Computer models that forecast the impacts of climate change don’t simply look into the future. They also estimate how the climate has changed since humans began releasing large amounts of greenhouse gases into the atmosphere beginning with the Industrial Revolution in the late 1700s. The problem is, researchers don’t have the same quantity or quality of precipitation records from that time period and periods before to assess if and how much the climate has changed.
That's why in the new study, the team used tree rings as a proxy for soil moisture since precipitation levels are reflected in each ring. In wet years, the rings are thicker, while in dry years, they are thinner. Lisa W. Foderaro at National Geographic reports that the tree rings, collected in drought “atlases” covering various parts of the world going back to 1400, fairly accurately reflect computer models that show how climate change should have affected soil moisture over the past 120 years. The research appears in the journal Nature.
“We asked, does the real world look like what the models tell us to expect?” study co-author Benjamin Cook, a climatologist at NASA’s Goddard Institute and Columbia University’s Lamont-Doherty Earth Observatory, says in a press release. “The answer is yes.
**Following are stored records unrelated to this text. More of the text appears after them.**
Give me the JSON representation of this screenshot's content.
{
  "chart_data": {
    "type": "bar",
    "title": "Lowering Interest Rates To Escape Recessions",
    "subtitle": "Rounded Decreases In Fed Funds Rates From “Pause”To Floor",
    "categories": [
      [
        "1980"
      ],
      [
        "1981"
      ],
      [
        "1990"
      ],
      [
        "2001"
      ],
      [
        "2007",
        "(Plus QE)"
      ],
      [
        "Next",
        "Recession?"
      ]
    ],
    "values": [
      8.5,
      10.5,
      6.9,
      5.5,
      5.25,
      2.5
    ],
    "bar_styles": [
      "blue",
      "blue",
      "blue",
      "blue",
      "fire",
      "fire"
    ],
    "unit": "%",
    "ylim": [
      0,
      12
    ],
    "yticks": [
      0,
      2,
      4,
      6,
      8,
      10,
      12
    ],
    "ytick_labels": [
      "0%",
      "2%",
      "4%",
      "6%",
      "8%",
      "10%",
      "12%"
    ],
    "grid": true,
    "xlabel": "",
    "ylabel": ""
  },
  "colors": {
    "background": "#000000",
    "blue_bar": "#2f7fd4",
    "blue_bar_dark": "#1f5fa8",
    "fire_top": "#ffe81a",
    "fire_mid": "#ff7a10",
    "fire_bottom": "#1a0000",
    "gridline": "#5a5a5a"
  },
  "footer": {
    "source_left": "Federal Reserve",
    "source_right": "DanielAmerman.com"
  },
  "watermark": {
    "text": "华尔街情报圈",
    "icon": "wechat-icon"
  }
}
The big thing we learned is that climate change started affecting global patterns of drought in the early 20th century. We expect this pattern to keep emerging as climate change continues.”
While researchers assumed that climate change has impacted the severity, length and frequency of droughts in the past, there has been little direct evidence. In the last climate report by the Intergovernmental Panel on Climate Change, they still hedged, pointing out that research had not established a link between drought and rising greenhouse gases.
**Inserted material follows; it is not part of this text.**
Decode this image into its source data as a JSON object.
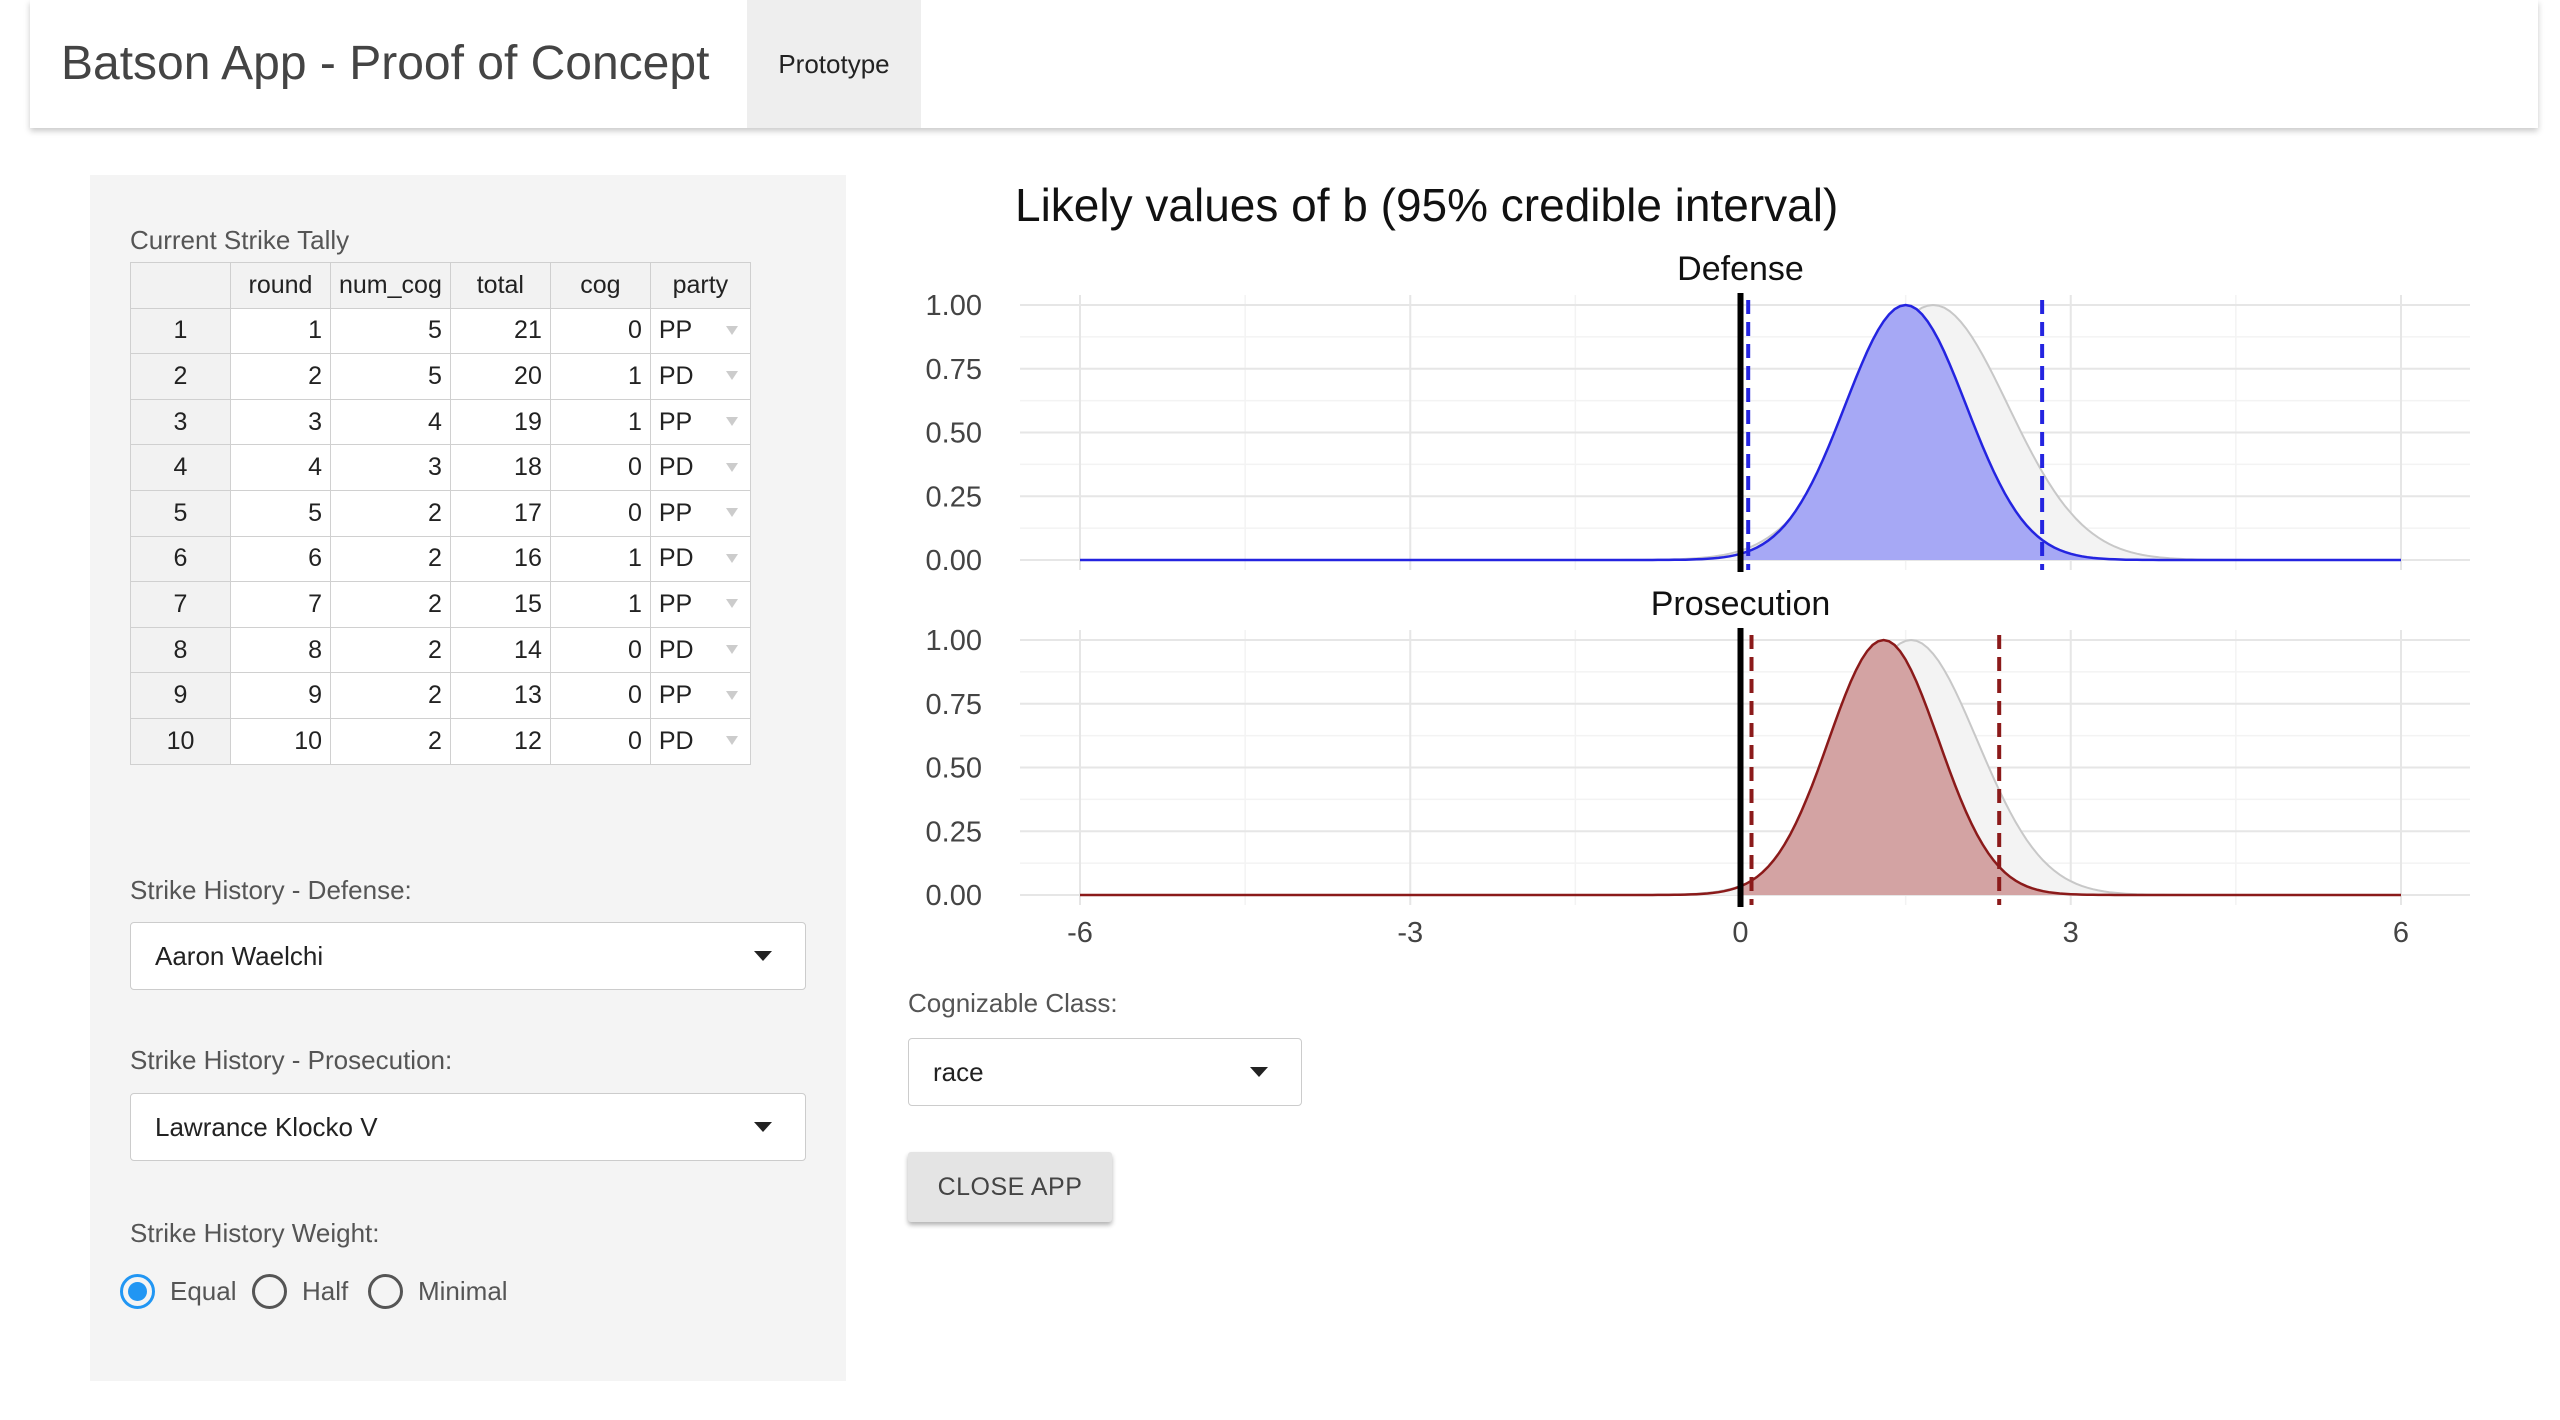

The new study moves the needle toward establishing a link. “As a scientist, you are always surprised whenever anything you do works,” lead author Kate Marvel, also of Goddard and Columbia, tells Foderaro. “There were increased greenhouse gases in the early 1900s and the models say, ‘Hey, you should see a signal.’ But the fact that the signal is really clear in the models and apparent in the tree rings is pretty amazing. We can argue for a detectable human influence.”
The tree rings divide that twentieth century into three distinct periods. The first period, from 1900 to 1949, has the strongest fingerprint. When corrected for other climate factors, the study shows droughts increasing in Australia, central and North America, Europe, western Russia and southeast Asia—likely attributable to climate change. Other parts of the world got noticeably wetter including parts of China and Canada, central Asia, India and Indonesia.
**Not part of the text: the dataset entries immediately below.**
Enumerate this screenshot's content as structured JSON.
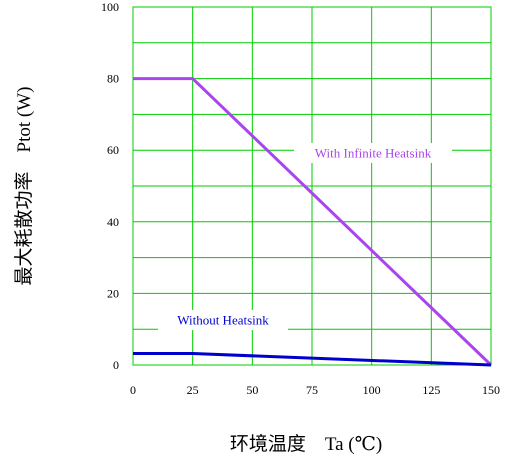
{
  "chart_data": {
    "type": "line",
    "title": "",
    "xlabel": "环境温度    Ta (℃)",
    "ylabel": "最大耗散功率    Ptot (W)",
    "xlim": [
      0,
      150
    ],
    "ylim": [
      0,
      100
    ],
    "x_ticks": [
      "0",
      "25",
      "50",
      "75",
      "100",
      "125",
      "150"
    ],
    "y_ticks": [
      "0",
      "20",
      "40",
      "60",
      "80",
      "100"
    ],
    "grid": true,
    "colors": {
      "grid": "#00cc00",
      "with_infinite_heatsink": "#aa44ee",
      "without_heatsink": "#0000cc"
    },
    "series": [
      {
        "name": "With Infinite Heatsink",
        "x": [
          0,
          25,
          150
        ],
        "y": [
          80,
          80,
          0
        ],
        "color": "#aa44ee"
      },
      {
        "name": "Without Heatsink",
        "x": [
          0,
          25,
          150
        ],
        "y": [
          3.2,
          3.2,
          0
        ],
        "color": "#0000cc"
      }
    ]
  }
}
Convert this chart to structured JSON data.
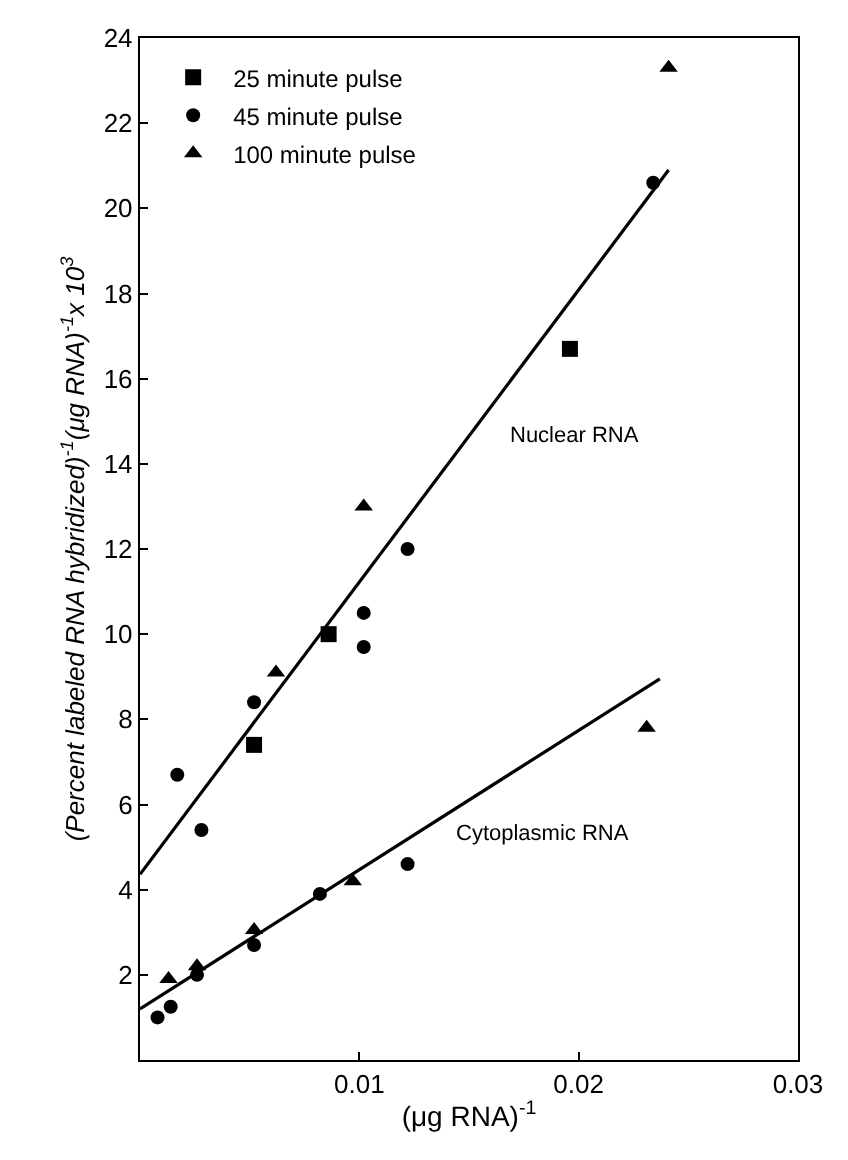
{
  "chart_data": {
    "type": "scatter",
    "xlabel": "(μg RNA)$^{-1}$",
    "ylabel": "(Percent labeled RNA hybridized)$^{-1}$(μg RNA)$^{-1}$x 10$^{3}$",
    "xlim": [
      0,
      0.03
    ],
    "xticks": [
      0.01,
      0.02,
      0.03
    ],
    "ylim": [
      0,
      24
    ],
    "yticks": [
      2,
      4,
      6,
      8,
      10,
      12,
      14,
      16,
      18,
      20,
      22,
      24
    ],
    "legend": "top left",
    "series": [
      {
        "name": "25 minute pulse",
        "color": "#000000",
        "marker": "square",
        "x": [
          0.0196,
          0.0086,
          0.0052
        ],
        "values": [
          16.7,
          10.0,
          7.4
        ]
      },
      {
        "name": "45 minute pulse",
        "color": "#000000",
        "marker": "circle",
        "x": [
          0.0234,
          0.0122,
          0.0102,
          0.0102,
          0.0052,
          0.0017,
          0.0028,
          0.0082,
          0.0122,
          0.0052,
          0.0008,
          0.0014,
          0.0026
        ],
        "values": [
          20.6,
          12.0,
          10.5,
          9.7,
          8.4,
          6.7,
          5.4,
          3.9,
          4.6,
          2.7,
          1.0,
          1.25,
          2.0
        ]
      },
      {
        "name": "100 minute pulse",
        "color": "#000000",
        "marker": "triangle",
        "x": [
          0.0241,
          0.0102,
          0.0062,
          0.0231,
          0.0097,
          0.0052,
          0.0026,
          0.0013
        ],
        "values": [
          23.3,
          13.0,
          9.1,
          7.8,
          4.2,
          3.05,
          2.2,
          1.9
        ]
      },
      {
        "type": "line",
        "color": "#000000",
        "line_style": "solid",
        "x": [
          0,
          0.0241
        ],
        "values": [
          4.36,
          20.9
        ]
      },
      {
        "type": "line",
        "color": "#000000",
        "line_style": "solid",
        "x": [
          0,
          0.0237
        ],
        "values": [
          1.2,
          8.95
        ]
      }
    ],
    "annotations": [
      "Nuclear RNA",
      "Cytoplasmic RNA"
    ]
  }
}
Between 1950 and 1975, the climate change signal gets weaker, with droughts and increased moisture happening more sporadically. The researchers believe that during this period, when huge amounts of industrial aerosols were first released into the atmosphere, the increased smog might have briefly masked the effects of climate change.
Another phase began in the 1970s, as pollution controls leveled off the smog and as greenhouse gas emissions rose steeply, with signs of climate change reappearing in 1981. Since then the signal has remained, growing stronger around 2000. Over the next decade, the signal should be even more noticeable.
“If we don't see it coming in stronger in, say, the next 10 years, we might have to wonder whether we are right,” Marvel says in the release. “But all the models are projecting that you should see unprecedented drying soon, in a lot of places.”
And we likely won’t have to study tree rings to notice it. John Schwartz at The New York Times reports it’s predicted that major droughts will occur over agriculturally important areas of North America and Eurasia in the near future.
The message of the paper is that “climate change is really here and happening now and not something we can afford (in all meanings of that term) to continue to ignore,” as Friederike Otto, acting director of the Environmental Change Institute at the University of Oxford, tells Schwartz.
She says we’re now moving from an era where climate models can tell us simply that climate change is happening, to a period where studies can now help us predict climate impacts on a more local level.